Perhaps I was looking at the wrong product, but I was sort of hoping that OpenAtrium could help me out. Too bad it can't. And neither can stock-drupal it seems.

Re:Document Management System (0)

Anonymous Coward | more than 2 years ago | (#39851701) fulfils most of these IIRC

Re:Document Management System (0)

Anonymous Coward | more than 2 years ago | (#39852077)

All you need to is look into utilising the CMIS standard to connect Drupal to an enterprise grade DMS... Alfresco comes to mind.

Re:Document Management System (0)

Anonymous Coward | more than 2 years ago | (#39853185)

Drupal + CMIS + Alfresco = Web CMS + ECM. I used to manage projects installing and integrating commercial ECM like Laserfiche, KwikTag and Sharepoint and I have been doing development with Drupal for the past 3 years. This combination would have made many of my ECM customers who were looking for an alternative to Sharepoint for their intranet/extranet sites.

Re:Document Management System (1)

aquarajustin (1070708) | more than 2 years ago | (#39853233)

I was planning on setting up an Open Atrium instance with Alfresco via the CMIS connector for this.

Better Question (1)

Anonymous Coward | more than 2 years ago | (#39851867)

I wonder how much profit Packt Publishing makes from having Indians reprint a mish mash of online stuff for every IT subject in existence?

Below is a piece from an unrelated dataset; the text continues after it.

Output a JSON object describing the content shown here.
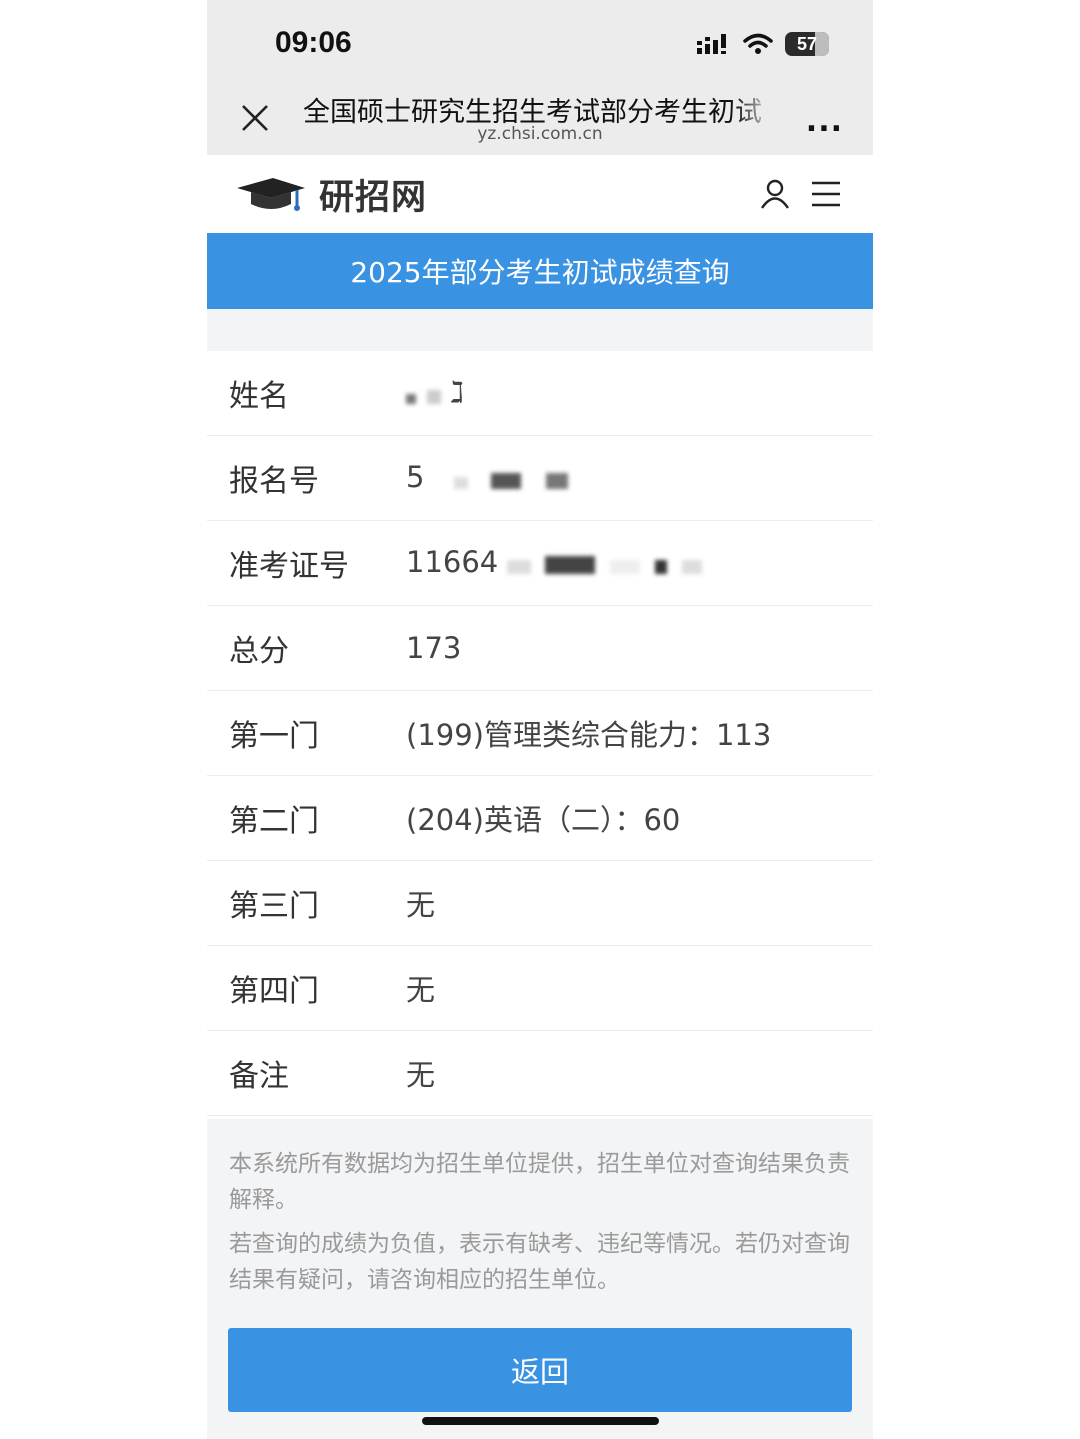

Anybody has any estimates?

Re:Better Question (1)

jsfs (1329511) | more than 2 years ago | (#39854133)

1.21 gigadollars?

ticket system (1)

acoustix (123925) | more than 2 years ago | (#39853693)

The only really big missing piece from my Drupal installation at work is a ticket system. Right now we use Tracker on eGroupware for IT tickets and Drupal for everything else. I wish I had time to covert Tracker to a Drupal module. The current offerings of ticket systems for Drupal is rather pathetic.